Moving on to “nutmeg liver”, a mottled appearance the liver may have when it is chronically congested, for example in heart failure. Because nutmeg was used “medicinally” through the centuries, physicians would once have known its appearance as well as their cooks did. Only someone who grates their own nutmeg will understand the nutmeg liver analogy because it refers to the appearance of a whole nutmeg in cross section. The description is no longer helpful in a modern urban world where nutmeg will almost always be bought in a convenient powdered state, ready for sprinkling.
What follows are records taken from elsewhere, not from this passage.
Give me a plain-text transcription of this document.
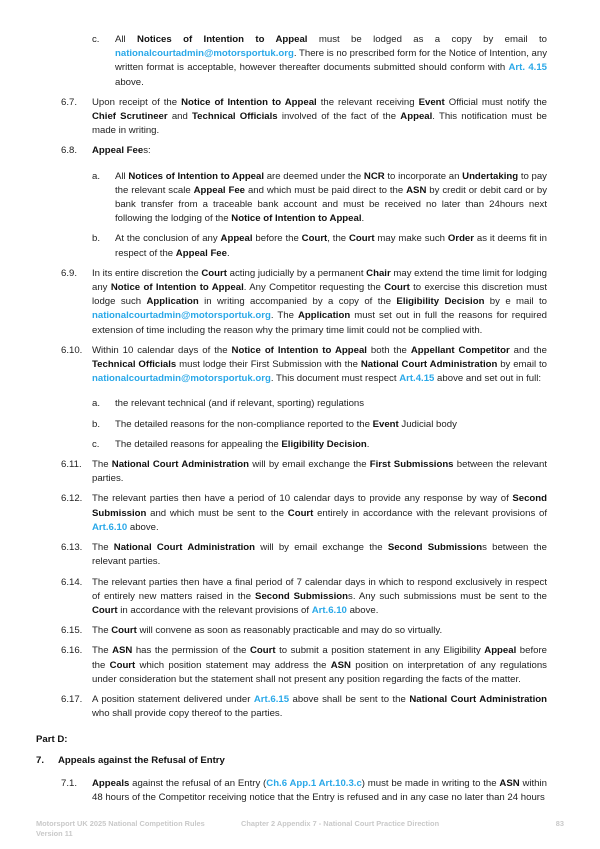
c. All Notices of Intention to Appeal must be lodged as a copy by email to nationalcourtadmin@motorsportuk.org. There is no prescribed form for the Notice of Intention, any written format is acceptable, however thereafter documents submitted should conform with Art. 4.15 above.
6.7. Upon receipt of the Notice of Intention to Appeal the relevant receiving Event Official must notify the Chief Scrutineer and Technical Officials involved of the fact of the Appeal. This notification must be made in writing.
6.8. Appeal Fees:
a. All Notices of Intention to Appeal are deemed under the NCR to incorporate an Undertaking to pay the relevant scale Appeal Fee and which must be paid direct to the ASN by credit or debit card or by bank transfer from a traceable bank account and must be received no later than 24hours next following the lodging of the Notice of Intention to Appeal.
b. At the conclusion of any Appeal before the Court, the Court may make such Order as it deems fit in respect of the Appeal Fee.
6.9. In its entire discretion the Court acting judicially by a permanent Chair may extend the time limit for lodging any Notice of Intention to Appeal. Any Competitor requesting the Court to exercise this discretion must lodge such Application in writing accompanied by a copy of the Eligibility Decision by e mail to nationalcourtadmin@motorsportuk.org. The Application must set out in full the reasons for required extension of time including the reason why the primary time limit could not be complied with.
6.10. Within 10 calendar days of the Notice of Intention to Appeal both the Appellant Competitor and the Technical Officials must lodge their First Submission with the National Court Administration by email to nationalcourtadmin@motorsportuk.org. This document must respect Art.4.15 above and set out in full:
a. the relevant technical (and if relevant, sporting) regulations
b. The detailed reasons for the non-compliance reported to the Event Judicial body
c. The detailed reasons for appealing the Eligibility Decision.
6.11. The National Court Administration will by email exchange the First Submissions between the relevant parties.
6.12. The relevant parties then have a period of 10 calendar days to provide any response by way of Second Submission and which must be sent to the Court entirely in accordance with the relevant provisions of Art.6.10 above.
6.13. The National Court Administration will by email exchange the Second Submissions between the relevant parties.
6.14. The relevant parties then have a final period of 7 calendar days in which to respond exclusively in respect of entirely new matters raised in the Second Submissions. Any such submissions must be sent to the Court in accordance with the relevant provisions of Art.6.10 above.
6.15. The Court will convene as soon as reasonably practicable and may do so virtually.
6.16. The ASN has the permission of the Court to submit a position statement in any Eligibility Appeal before the Court which position statement may address the ASN position on interpretation of any regulations under consideration but the statement shall not present any position regarding the facts of the matter.
6.17. A position statement delivered under Art.6.15 above shall be sent to the National Court Administration who shall provide copy thereof to the parties.
Part D:
7. Appeals against the Refusal of Entry
7.1. Appeals against the refusal of an Entry (Ch.6 App.1 Art.10.3.c) must be made in writing to the ASN within 48 hours of the Competitor receiving notice that the Entry is refused and in any case no later than 24 hours
Motorsport UK 2025 National Competition Rules
Version 11
Chapter 2 Appendix 7 - National Court Practice Direction	83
By chance, all 3 traditional descriptive terms I’ve covered here relate to food, which is a reflection of how many of these food analogies there are. In his short article “Food in Pathology” Dr Chhanda Bewtra compiled a list of 57 examples. Some extras can be found in The Gourmet Pathologist. But questions have been raised about keeping alive some of these terms, given their lack of meaning in different cultures (See Analogies and Metaphors in clinical medicine).
And at least some pathologists feel strongly that food-related terms should be avoided all together! (http://cal.vet.upenn.edu/projects/pathterm2/colors/food.htm)
In summary, should we perpetuate descriptive terms in pathology that once had currency in a particular time, place or culture, but are an enigma to contemporary medical students?
Still, if you’ve got the time and inclination to figure them out, the old descriptions are quite cool.
Chapman H, Connor DH, editors. Pathology of Tropical and Extraordinary Diseases. Washington: Armed Forces Institute, 1976.
Bewtra C. Food in pathology. Am J Dermatopathol 1996; 18(5): 555.
Batistatou A, Zolota V, Scopa CD. The “Gourmet” Pathologist. Int J Surg Pathol. 2000; 8(4):341-342.
Masukume G, Zumla A. Analogies and metaphors in clinical medicine. Clin Med 2012;12(1):55-6.